Restraint, Dialogue Are Critical to Solve Korean Peninsula Crisis: Russian Ambassador

Russian Ambassador Mikhail Galuzin on Wednesday (23/08) said both North Korea and the United States need to exercise restraint and stop "tension-inducing activities" to improve regional and global stability. (JG Photo/Sheany)

By : Sheany | on 11:07 PM August 23, 2017
Category : News, Foreign Affairs

Jakarta. Russian Ambassador Mikhail Galuzin on Wednesday (23/08) said both North Korea and the United States need to exercise restraint and stop "tension-inducing activities" to improve regional and global stability, as he urged a return to the so-called six-party talks to resolve the Korean Peninsula crisis.

The six-party talks about North Korea's nuclear program were for the first time held in 2003, involving South Korea, North Korea, China, Japan, Russia and the United States.

"We are very critical, to put it mildly, to the policy of the United States and its regional allies, which clearly try to use the missile and nuclear activity of the DPRK [Democratic People's Republic of Korea] for further military buildup in the region," Galuzin told reporters during a press conference in Jakarta, pointing to the military exercises that the United States has been conducting in South Korea and Japan.

Russia has condemned North Korea's missile tests and calls Pyongyang's possession of nuclear weapons "unacceptable." However, it also insists on "peaceful ways" to settle the issue.

On July 4, Russia and China called on North Korea, South Korea and the United States to sign up to a de-escalation plan to defuse tensions in the region.

According to a joint statement released by foreign ministries of Russia and China, the initiative focuses on "double freezing," where North Korea would suspend its missile and nuclear programs and the United States and South Korea would cease their large-scale joint exercises for "parallel advancement" aiming at denuclearization of the Korean Peninsula.

"Both sides should stop any activity that leads to increasing tension in the Korean Peninsula and the region as a whole, and to freeze such activities, shifting to gradual steps to reduce tensions and finally return to six-party talks on the nuclear issue in the Korean Peninsula," Galuzin said.

The Russian ambassador also criticized Washington for "double standards and hypocrisy" in foreign policy, giving as an example the US military involvement in Syria and Iraq.

According to Galuzin, the presence of the American army in Syria violates international law, because the "legitimate Syrian government didn't invite American troops to Syria."

He said the United States' justification for invading Iraq – which argued that Saddam Hussein possessed weapons of mass destruction – was "a complete lie," and British Prime Minister Tony Blair had "to apologize to [British] citizens for bringing their country into an irresponsible military venture in Iraq [as America's ally]."

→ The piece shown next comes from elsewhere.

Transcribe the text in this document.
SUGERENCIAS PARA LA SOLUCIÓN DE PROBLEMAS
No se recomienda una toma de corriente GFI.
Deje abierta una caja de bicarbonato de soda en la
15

Blair apologized in July 2016, following the release of a report by John Chilcot, according to whom Great Britain joined the United States-led effort on the basis of flawed intelligence regarding Iraq's weapons of mass destruction.

"When it is beneficial for America, the United States easily violates international law and does not care at all about possible criticism from public opinion," Galuzin said.

Sanctions Not Enough

The United Nations Security Council on Aug. 5 unanimously adopted new sanctions on North Korea, which are expected to slash a third of its $3 billion annual export revenue.

The resolution bans exports of coal, iron and ore from North Korea, prohibits countries from issuing new work permits for North Korean citizens, creating new joint ventures with the country, or increasing investment in existing ones.

Galuzin said Russia "will strictly follow" the resolution, but noted that sanctions will not be efficient if several critical requirements are not fulfilled.

"We are of the strong opinion that sanctions will not be efficient without political dialogue, without peaceful negotiations between the parties concerned, without demonstrating necessary restraint by all parties concerned," Galuzin said, emphasizing that such efforts must come not only from North Korea.

He also stressed that the United States needs to "take a look at its own behavior" and "play its own peaceful part" to resolve the crisis.

Russia's View on International Affairs

Russian Foreign Minister Sergey Lavrov earlier this month spoke about Russia's role in international affairs at the "Terra Scientia" educational youth forum in Vladimir Oblast.

According to Lavrov, "a polycentric world order is objectively taking place" and the world is leaving the era of West-dominated international affairs.

"Russia will work to consolidate multipolar trends [...] The contribution that we are trying to make to international affairs is always creative and constructive," Lavrov said.

Galuzin cited Lavrov's address and stressed the importance of shaping international relations to accommodate present-day realities.

"More and more multipolar world is being created now [as we] live in a world in which no country can address growing challenges and threats alone," Galuzin said.